Driving risk high for seniors
While age doesn’t predict driving ability, on a kilometre-by-kilometre basis, drivers over age 70 have the second highest accident rate per age group in Canada, falling just behind teenage boys, according to a Statistics Canada report.
It’s too easy to conjure up images of an old frail driver who can barely see above the steering wheel. It’s a stigma like many others – one that is often not true.
For the most part, as people age, they are also good at self-regulating.
People stop driving at night, for example, and instead drive during the day at off-peak hours and avoid major highways or urban driving.
Older drivers are also a cautious bunch: they’re less likely to drive distracted, impaired, or at high speed, and more likely to wear a seatbelt.

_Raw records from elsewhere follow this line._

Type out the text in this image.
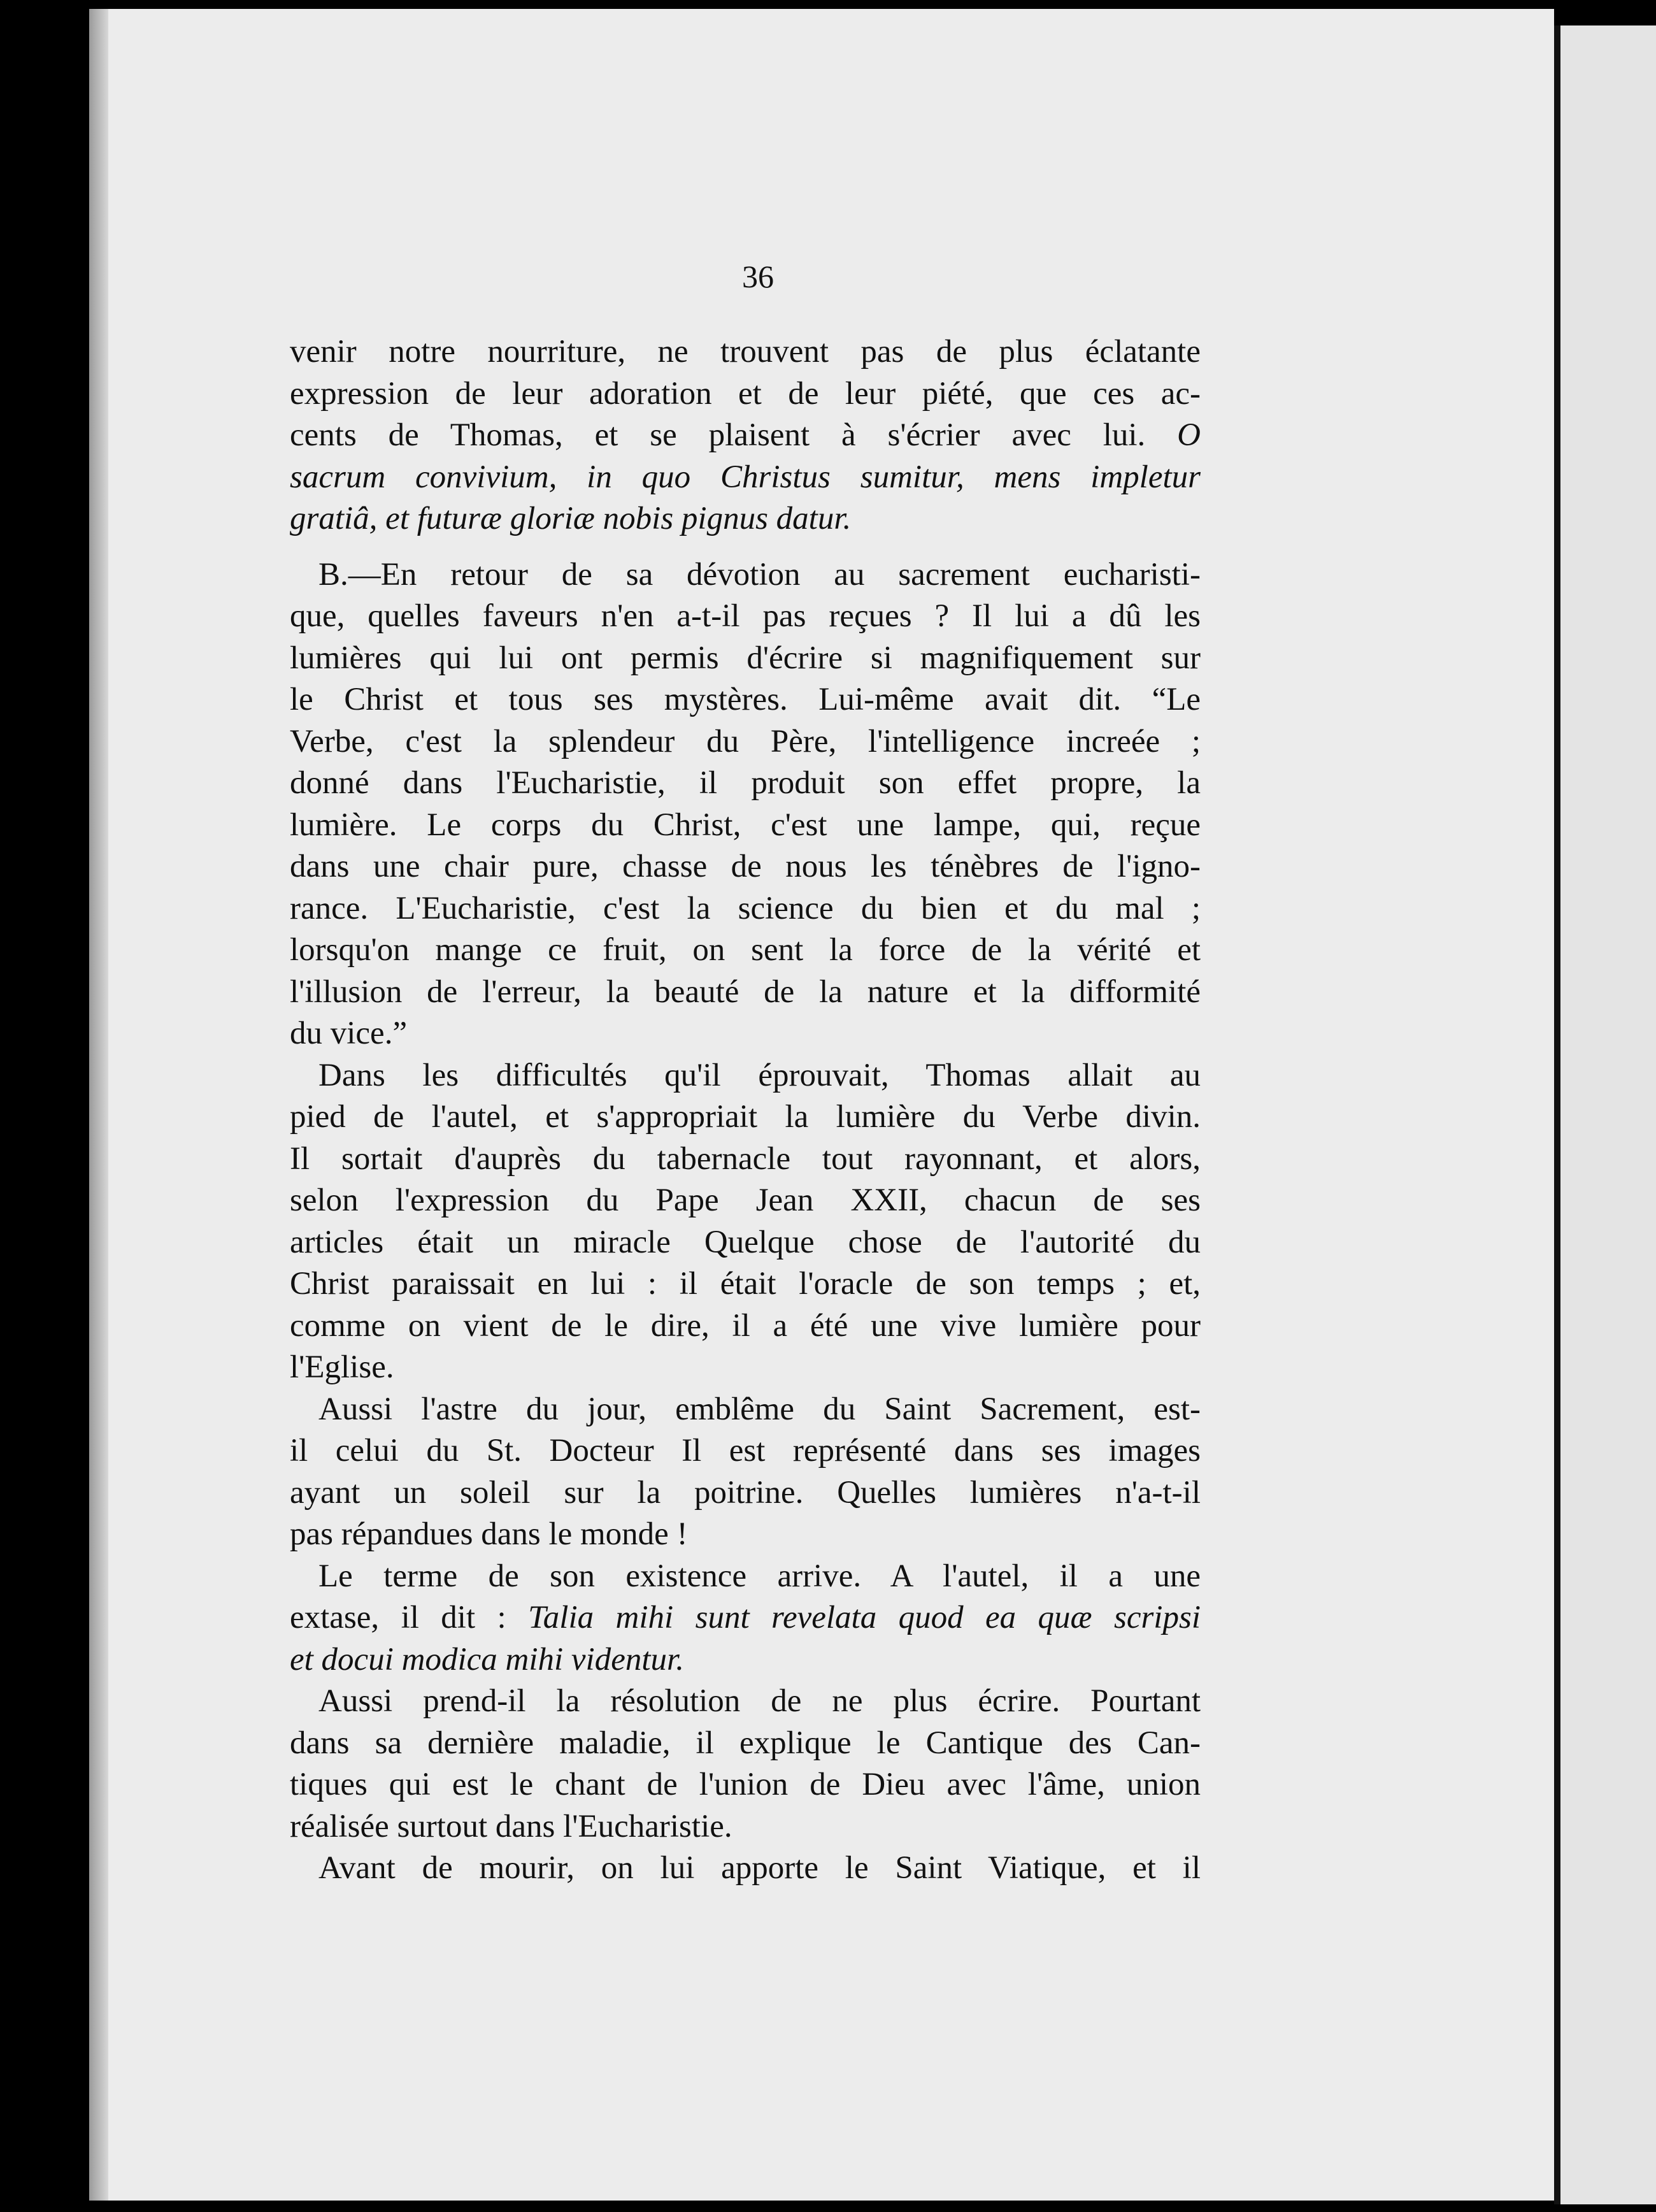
36
venir notre nourriture, ne trouvent pas de plus éclatante
expression de leur adoration et de leur piété, que ces ac-
cents de Thomas, et se plaisent à s'écrier avec lui. O
sacrum convivium, in quo Christus sumitur, mens impletur
gratiâ, et futuræ gloriæ nobis pignus datur.
B.—En retour de sa dévotion au sacrement eucharisti-
que, quelles faveurs n'en a-t-il pas reçues ? Il lui a dû les
lumières qui lui ont permis d'écrire si magnifiquement sur
le Christ et tous ses mystères. Lui-même avait dit. “Le
Verbe, c'est la splendeur du Père, l'intelligence increée ;
donné dans l'Eucharistie, il produit son effet propre, la
lumière. Le corps du Christ, c'est une lampe, qui, reçue
dans une chair pure, chasse de nous les ténèbres de l'igno-
rance. L'Eucharistie, c'est la science du bien et du mal ;
lorsqu'on mange ce fruit, on sent la force de la vérité et
l'illusion de l'erreur, la beauté de la nature et la difformité
du vice.”
Dans les difficultés qu'il éprouvait, Thomas allait au
pied de l'autel, et s'appropriait la lumière du Verbe divin.
Il sortait d'auprès du tabernacle tout rayonnant, et alors,
selon l'expression du Pape Jean XXII, chacun de ses
articles était un miracle Quelque chose de l'autorité du
Christ paraissait en lui : il était l'oracle de son temps ; et,
comme on vient de le dire, il a été une vive lumière pour
l'Eglise.
Aussi l'astre du jour, emblême du Saint Sacrement, est-
il celui du St. Docteur Il est représenté dans ses images
ayant un soleil sur la poitrine. Quelles lumières n'a-t-il
pas répandues dans le monde !
Le terme de son existence arrive. A l'autel, il a une
extase, il dit : Talia mihi sunt revelata quod ea quæ scripsi
et docui modica mihi videntur.
Aussi prend-il la résolution de ne plus écrire. Pourtant
dans sa dernière maladie, il explique le Cantique des Can-
tiques qui est le chant de l'union de Dieu avec l'âme, union
réalisée surtout dans l'Eucharistie.
Avant de mourir, on lui apporte le Saint Viatique, et il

And they’re getting safer. Older drivers are less likely than previous generations to cause or be injured in collisions, due to a number of reasons, including: safer vehicles, healthier seniors, licensing system changes, better transit systems and an overall decline in traffic fatalities, according to a recent US study.
Despite those trends, however, in 2012 drivers above age 65 died at a higher rate than every other age group on Canada’s roads, according to a recent report by Transport Canada.
But, that’s not the case in Nova Scotia.
People aged 85 to 89 are dying on the province’s roads at a higher rate than any other age group, including teenagers, according to a University of King’s College analysis of five years worth of collision data – a five-year average rate of 24 people per 100,000 licensed drivers of the same age.
Young drivers (aged 16 to 24) have the second highest rate, followed by all other drivers over age 70, based on data from 2008 to 2012.
|Age Group||Age-specific fatality rate
per 100,000 licensed drivers
Across the country, motor vehicle collisions are also the second leading cause of accidental death for people aged 70 and older, behind fatal falls, according to Statistics Canada data.
The impact of aging on driving is well documented. From vision and mobility issues to hearing and reaction time, driving is a complex task that requires many faculties at the same time.
Cognitive and progressive illnesses are also more likely to impact older drivers.
In 2011, almost 15 per cent of Canadians 65 and older lived with Alzheimer’s or other dementias and after age 65 the risk for dementia doubles every five years, according to the Alzheimer’s Society of Canada.
While people can drive in the early stages of the illness, the issue is with the insight people have into their driving ability as the condition progresses.
It was precisely that insight Stephanie’s dad started to lose.
After his dementia diagnosis, he had good and bad days.
“It was just a generally slow decline,” she said.
He had poor overall judgment. He started to lose his short-term memory. He’d drive around trying to remember where he was and where he was going.
“He wears glasses and says he can see, but who knows?” she said. “Everybody was getting concerned about it.”